Fair enough question.

The short answer is I’m prepping – and have been for about 5 months.

The long answer is mostly about my questionable health. Six months ago I was diagnosed with heart failure for the 2nd time. I beat it 20 years ago and I will this time too.

I got a stint and a half dozen heart meds. A month later I was diagnosed with a meningioma, a type of (usually) benign brain tumor that I’m still awaiting treatment for. Hell, I’m still waiting my 2nd neurosurgeon appointment.

Anyhoo – on the plus sides…

I’ve been awarded SSI/disability (income finally!) and have had surgery in both eyes for cataract removal – with a real groovy bonus of mostly corrected vision. After 51 years, I don’t have to wear corrective lenses! I wake up in the morning and I can see!

Silver linings are groovy!

After breaking up with the estranged boyfriend/housemate/whatever (another part of the story) I’ve been staying with a friend, healing in body, mind and spirit by dreaming of what I want. My previous choices and dreams have included the needs and desires of others like family, kids, spouses (now former) and (sadly) cultural conditioning.

Between the heart and tumor, I’ve gotten (finally) selfishly focused on me.

NOTE: You don’t have to wait until it’s “your turn” – You absolutely have the right and deserve to focus on your needs. Indeed, focusing on your needs is the healthy way to be. LESSON LEARNED. 

I’d like to make my own cob or tiny home with a permaculture garden and a large geo dome tropical greenhouse. I’m considering the possibility of hooking up with some other peeps in a like-minded community – maybe.

YouTube has become my favorite go-to for delving into my next steps.

I’ve watched about a hundred tiny home shows, cob building, and permaculture tutorials and other homesteading off-grid shows. I’ve checked out about 20 books from the library and even went to a tiny home expo.

I’m excited about my future.

That’s the Magnetic North dream.

Prior to that I will build my homesteading/permaculture skills and decide where to sink my roots. This is the part likely to freak some people. I get goose bumps thinking about it too; a sure sign it’s going to be exhilarating.

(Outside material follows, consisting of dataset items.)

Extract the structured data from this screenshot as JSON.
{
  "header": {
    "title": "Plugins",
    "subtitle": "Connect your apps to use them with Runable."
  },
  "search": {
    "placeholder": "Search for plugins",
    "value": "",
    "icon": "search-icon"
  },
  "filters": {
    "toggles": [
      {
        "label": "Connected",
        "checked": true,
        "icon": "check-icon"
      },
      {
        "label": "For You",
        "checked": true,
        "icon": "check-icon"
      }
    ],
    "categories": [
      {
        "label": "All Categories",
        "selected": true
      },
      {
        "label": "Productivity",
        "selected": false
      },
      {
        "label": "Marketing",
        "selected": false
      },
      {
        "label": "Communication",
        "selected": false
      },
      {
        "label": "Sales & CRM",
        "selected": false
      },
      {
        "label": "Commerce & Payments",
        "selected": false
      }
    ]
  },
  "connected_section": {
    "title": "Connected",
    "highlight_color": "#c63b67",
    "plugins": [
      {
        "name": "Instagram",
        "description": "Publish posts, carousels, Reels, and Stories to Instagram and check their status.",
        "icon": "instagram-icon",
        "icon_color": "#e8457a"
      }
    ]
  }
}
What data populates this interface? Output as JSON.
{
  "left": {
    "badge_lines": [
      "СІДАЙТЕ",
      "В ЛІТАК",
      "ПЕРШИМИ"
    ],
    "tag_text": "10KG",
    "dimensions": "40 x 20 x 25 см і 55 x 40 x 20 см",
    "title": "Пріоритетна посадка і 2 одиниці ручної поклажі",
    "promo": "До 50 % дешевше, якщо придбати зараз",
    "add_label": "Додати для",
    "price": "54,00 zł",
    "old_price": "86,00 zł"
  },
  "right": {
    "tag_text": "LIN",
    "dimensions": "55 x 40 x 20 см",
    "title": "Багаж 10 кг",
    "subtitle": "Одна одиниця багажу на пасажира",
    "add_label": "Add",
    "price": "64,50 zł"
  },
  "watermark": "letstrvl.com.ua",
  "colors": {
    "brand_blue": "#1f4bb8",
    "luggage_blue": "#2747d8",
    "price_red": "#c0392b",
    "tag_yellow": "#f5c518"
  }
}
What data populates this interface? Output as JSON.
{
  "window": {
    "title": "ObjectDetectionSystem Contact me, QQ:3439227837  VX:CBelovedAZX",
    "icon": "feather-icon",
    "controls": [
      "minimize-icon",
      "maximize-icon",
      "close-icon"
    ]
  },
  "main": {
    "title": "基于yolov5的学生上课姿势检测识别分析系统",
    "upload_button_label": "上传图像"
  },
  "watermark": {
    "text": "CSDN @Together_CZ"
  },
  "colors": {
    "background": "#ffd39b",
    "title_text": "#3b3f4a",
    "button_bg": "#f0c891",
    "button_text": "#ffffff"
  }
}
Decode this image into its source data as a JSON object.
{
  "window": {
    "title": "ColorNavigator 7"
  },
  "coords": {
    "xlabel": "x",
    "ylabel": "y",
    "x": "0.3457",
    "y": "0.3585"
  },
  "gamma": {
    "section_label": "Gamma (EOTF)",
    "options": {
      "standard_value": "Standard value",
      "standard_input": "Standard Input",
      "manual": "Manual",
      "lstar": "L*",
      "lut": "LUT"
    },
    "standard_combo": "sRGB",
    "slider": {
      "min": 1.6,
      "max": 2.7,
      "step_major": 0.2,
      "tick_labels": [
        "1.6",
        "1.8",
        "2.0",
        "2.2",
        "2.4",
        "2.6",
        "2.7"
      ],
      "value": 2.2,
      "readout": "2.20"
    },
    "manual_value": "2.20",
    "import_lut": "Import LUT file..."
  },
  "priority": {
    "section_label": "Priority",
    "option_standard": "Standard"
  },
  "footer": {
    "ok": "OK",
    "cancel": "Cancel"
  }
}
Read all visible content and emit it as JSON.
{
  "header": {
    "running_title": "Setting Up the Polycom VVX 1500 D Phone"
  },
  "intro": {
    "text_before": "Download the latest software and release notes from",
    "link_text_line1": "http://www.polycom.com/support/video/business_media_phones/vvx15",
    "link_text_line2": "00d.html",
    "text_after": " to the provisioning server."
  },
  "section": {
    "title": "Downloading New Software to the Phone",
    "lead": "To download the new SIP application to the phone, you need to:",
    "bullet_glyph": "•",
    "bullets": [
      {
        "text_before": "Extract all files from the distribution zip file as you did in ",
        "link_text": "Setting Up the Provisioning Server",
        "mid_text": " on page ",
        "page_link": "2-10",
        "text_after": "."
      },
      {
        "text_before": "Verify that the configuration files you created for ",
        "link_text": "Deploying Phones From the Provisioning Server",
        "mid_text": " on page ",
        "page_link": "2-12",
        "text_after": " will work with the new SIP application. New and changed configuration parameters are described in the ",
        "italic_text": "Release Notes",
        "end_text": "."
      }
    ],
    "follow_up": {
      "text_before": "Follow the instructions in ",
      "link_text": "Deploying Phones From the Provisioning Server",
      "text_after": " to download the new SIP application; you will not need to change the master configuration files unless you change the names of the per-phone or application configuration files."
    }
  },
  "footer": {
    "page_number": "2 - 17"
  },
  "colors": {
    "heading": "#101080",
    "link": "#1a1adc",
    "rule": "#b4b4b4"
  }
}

I’m looking into being a volunteer at organic farms around the country (Gotta love room and board!). I will also be traveling on my own and essentially living in Sparky (my older Honda CRV), staying at national and state parks and boon docking, visiting gardens and vistas.

I will see about getting some building experience by volunteering too.

Houseless is not homeless. Yeah Baby! About time!

The past year and the 2 before have felt horribly shitty but those are past chapters

While I wait for my brain treatment and healing, I’ve got some actual closures to take care of. I’ll be headed back up the hill to my own home and paring down to below minimalist – that’s the goal anyway. Close up my house, the relationship and those shitty chapters.

I might need to get some more sage to burn and a few more crystals…

Life is Groovy!

Bright Blessings!

Carol

Thank you for reading this older post – I hesitated including these and I flipped and flopped and overthought and then decided it would be worth including these as they may be useful to someone else on their own journey.

They not so elegantly document the messiness – and therein lies the beauty and purpose.